En el ínterin, el ministerio de Finanzas ha aplicado pequeñas medidas enfocadas a reducir el yen mediante la compra de un total de 200,000 millones de dólares en divisa estadounidense durante los últimos dos años. Sin embargo, algunos funcionarios dijeron que sus cuatro movimientos nunca tuvieron el propósito de hacer más que contener repuntes impulsados por especuladores.

Una medida más efectiva, dijeron economistas, sería que el banco de Japón esencialmente imprimiera más dinero, fomentando que cayera el valor de la divisa. La Reserva Federal ha hecho justamente eso en respuesta a la crisis financiera y la debilidad económica en Estados Unidos, manteniendo en bajos niveles el valor del dólar y contribuyendo a fomentar un firme aumento de las exportaciones estadounidenses.

Los detractores de lo anterior dicen que la enquistada burocracia del banco central se ha resistido a hacer algo similar en años recientes, debido a un anticuado temor a reavivar la rampante inflación de la economía de burbuja de los 80. Sin embargo, el banco argumenta que tiene poco sentido intervenir sin ajustes económicos de mayor alcance, como desregular a protegidas industrias nacionales a fin de impulsar la competencia.

A medida que continúan con intensidad ese tipo de debates, el yen supercargado apuntala la capacidad de los japoneses para comprar bienes extranjeros y para viajar al extranjero, pero sigue consumiendo los cimientos de la economía, lastimando a empresas que van desde la poderosa Toyota hasta las pequeñas como Kyouwa, que manufactura equipo de automatización fabril en la rural Seki, a una hora al oeste de la ciudad industrial de Shizuoka.

El dueño de segunda generación de Kyouwa, Ryuji Usuda, dijo que finalmente había decidido, después de haber perdido un importante cliente japonés el año pasado ante un rival coreano, que no tenía más opción que mudar su línea de producción a una nueva fábrica en Vietnam. Dijo que la planta le permitiría fabricar máquinas por 30 a 40 por ciento menos que en Japón.

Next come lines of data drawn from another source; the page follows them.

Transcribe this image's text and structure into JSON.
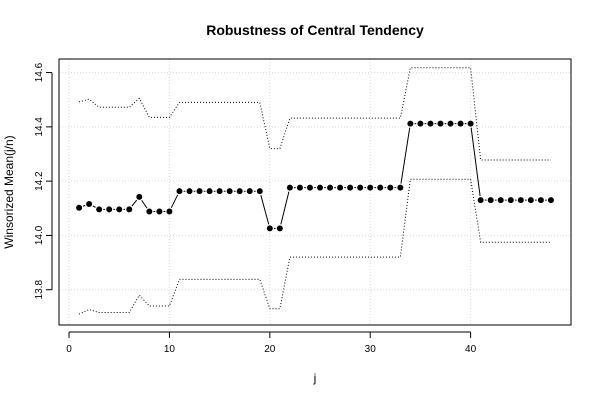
{
  "chart_data": {
    "type": "line",
    "title": "Robustness of Central Tendency",
    "xlabel": "j",
    "ylabel": "Winsorized Mean(j/n)",
    "xlim": [
      -1,
      50
    ],
    "ylim": [
      13.67,
      14.65
    ],
    "xticks": [
      0,
      10,
      20,
      30,
      40
    ],
    "yticks": [
      13.8,
      14.0,
      14.2,
      14.4,
      14.6
    ],
    "xtick_labels": [
      "0",
      "10",
      "20",
      "30",
      "40"
    ],
    "ytick_labels": [
      "13.8",
      "14.0",
      "14.2",
      "14.4",
      "14.6"
    ],
    "grid": true,
    "legend": "none",
    "x": [
      1,
      2,
      3,
      4,
      5,
      6,
      7,
      8,
      9,
      10,
      11,
      12,
      13,
      14,
      15,
      16,
      17,
      18,
      19,
      20,
      21,
      22,
      23,
      24,
      25,
      26,
      27,
      28,
      29,
      30,
      31,
      32,
      33,
      34,
      35,
      36,
      37,
      38,
      39,
      40,
      41,
      42,
      43,
      44,
      45,
      46,
      47,
      48
    ],
    "series": [
      {
        "style": "points-line",
        "values": [
          14.102,
          14.116,
          14.096,
          14.096,
          14.096,
          14.096,
          14.142,
          14.088,
          14.088,
          14.088,
          14.163,
          14.163,
          14.163,
          14.163,
          14.163,
          14.163,
          14.163,
          14.163,
          14.163,
          14.026,
          14.026,
          14.176,
          14.176,
          14.176,
          14.176,
          14.176,
          14.176,
          14.176,
          14.176,
          14.176,
          14.176,
          14.176,
          14.176,
          14.412,
          14.412,
          14.412,
          14.412,
          14.412,
          14.412,
          14.412,
          14.13,
          14.13,
          14.13,
          14.13,
          14.13,
          14.13,
          14.13,
          14.13
        ]
      },
      {
        "style": "dotted",
        "values": [
          14.492,
          14.502,
          14.472,
          14.472,
          14.472,
          14.472,
          14.505,
          14.435,
          14.435,
          14.435,
          14.49,
          14.49,
          14.49,
          14.49,
          14.49,
          14.49,
          14.49,
          14.49,
          14.49,
          14.32,
          14.32,
          14.432,
          14.432,
          14.432,
          14.432,
          14.432,
          14.432,
          14.432,
          14.432,
          14.432,
          14.432,
          14.432,
          14.432,
          14.618,
          14.618,
          14.618,
          14.618,
          14.618,
          14.618,
          14.618,
          14.278,
          14.278,
          14.278,
          14.278,
          14.278,
          14.278,
          14.278,
          14.278
        ]
      },
      {
        "style": "dotted",
        "values": [
          13.71,
          13.727,
          13.716,
          13.716,
          13.716,
          13.716,
          13.78,
          13.74,
          13.74,
          13.74,
          13.838,
          13.838,
          13.838,
          13.838,
          13.838,
          13.838,
          13.838,
          13.838,
          13.838,
          13.73,
          13.73,
          13.92,
          13.92,
          13.92,
          13.92,
          13.92,
          13.92,
          13.92,
          13.92,
          13.92,
          13.92,
          13.92,
          13.92,
          14.207,
          14.207,
          14.207,
          14.207,
          14.207,
          14.207,
          14.207,
          13.975,
          13.975,
          13.975,
          13.975,
          13.975,
          13.975,
          13.975,
          13.975
        ]
      }
    ]
  }
}
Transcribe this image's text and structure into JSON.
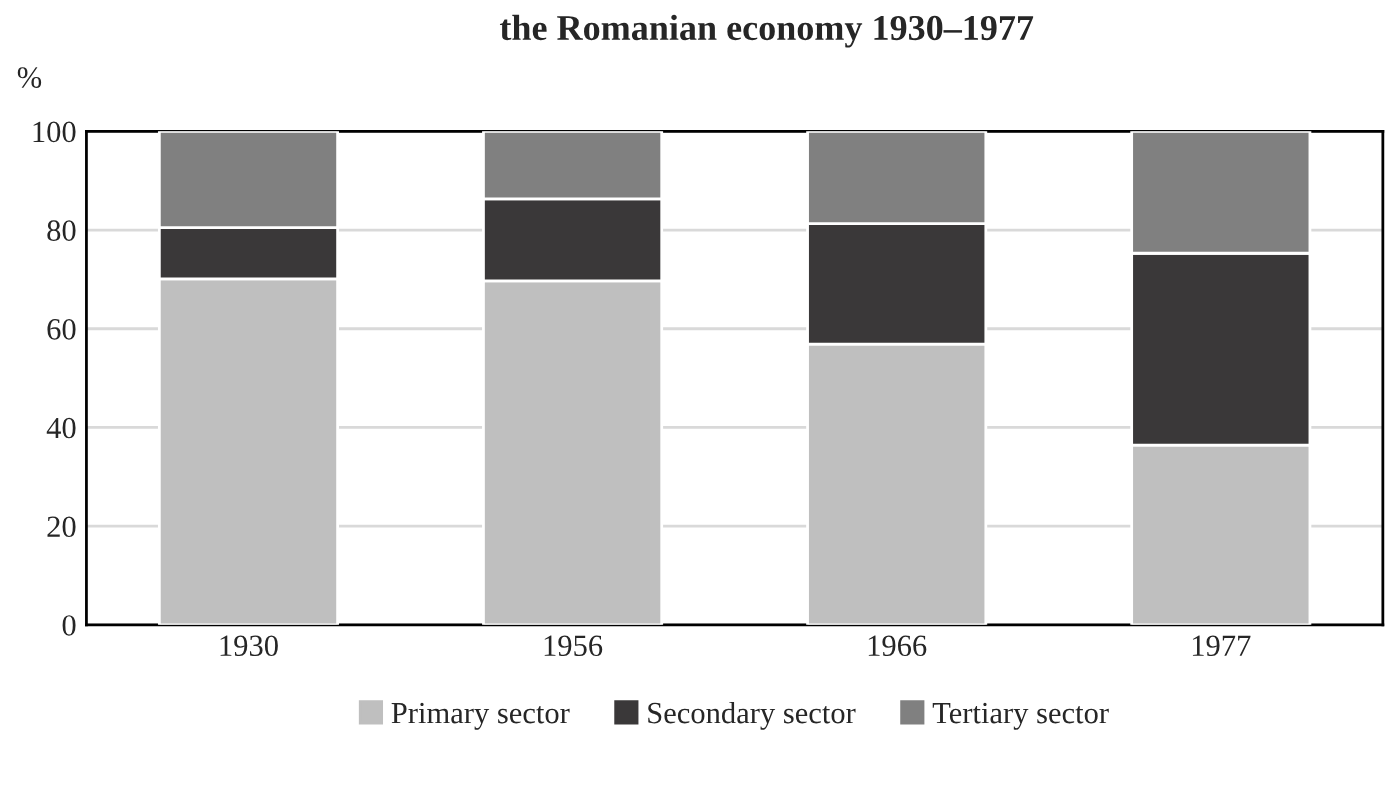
{
  "chart_data": {
    "type": "bar",
    "title": "the Romanian economy 1930–1977",
    "ylabel": "%",
    "categories": [
      "1930",
      "1956",
      "1966",
      "1977"
    ],
    "series": [
      {
        "name": "Primary sector",
        "color": "#bfbfbf",
        "values": [
          70.1,
          69.7,
          56.9,
          36.4
        ]
      },
      {
        "name": "Secondary sector",
        "color": "#3a3839",
        "values": [
          10.4,
          16.6,
          24.4,
          38.9
        ]
      },
      {
        "name": "Tertiary sector",
        "color": "#808080",
        "values": [
          19.5,
          13.7,
          18.7,
          24.7
        ]
      }
    ],
    "stacked": true,
    "ylim": [
      0,
      100
    ],
    "yticks": [
      0,
      20,
      40,
      60,
      80,
      100
    ],
    "grid": "y",
    "legend": "bottom"
  }
}
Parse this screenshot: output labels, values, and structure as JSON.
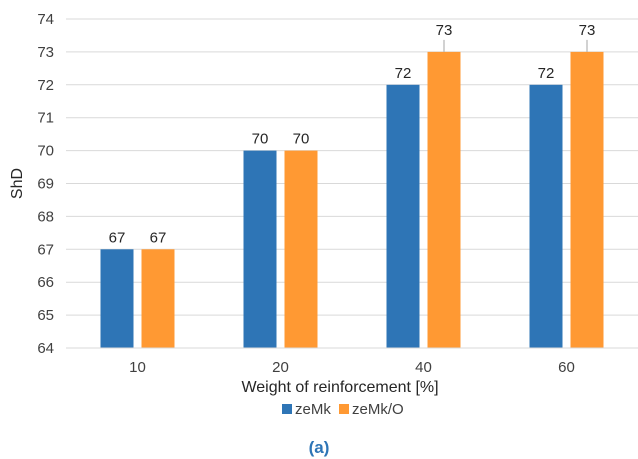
{
  "chart_data": {
    "type": "bar",
    "categories": [
      "10",
      "20",
      "40",
      "60"
    ],
    "series": [
      {
        "name": "zeMk",
        "values": [
          67,
          70,
          72,
          72
        ],
        "color": "#2E75B6"
      },
      {
        "name": "zeMk/O",
        "values": [
          67,
          70,
          73,
          73
        ],
        "color": "#FF9933"
      }
    ],
    "xlabel": "Weight of reinforcement [%]",
    "ylabel": "ShD",
    "ylim": [
      64,
      74
    ],
    "yticks": [
      64,
      65,
      66,
      67,
      68,
      69,
      70,
      71,
      72,
      73,
      74
    ],
    "grid": true,
    "legend_position": "bottom",
    "data_labels": true
  },
  "caption": "(a)"
}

“Muy pronto, nada se producirá en Japón”, dijo Usuda, de 40 años, quien notó que muchas de las fábricas japonesas a las que abastecía también se estaban mudando al Sureste de Asia.

El año pasado, el flujo entrante de productos provenientes del extranjero contribuyó con el primer déficit de comercio anual de Japón en 31 años. Algunos integrantes del Parlamento incluso han empezado a organizar algo similar a una insurgencia política. Sin embargo, han logrado escaso progreso para alterar el cálculo político que subyace.

“La fuerza del yen le roba a la juventud, pero aún no hay mucha conciencia aquí sobre las desigualdades generacionales”, dijo Keiichiro Asao del opositor Tu Partido.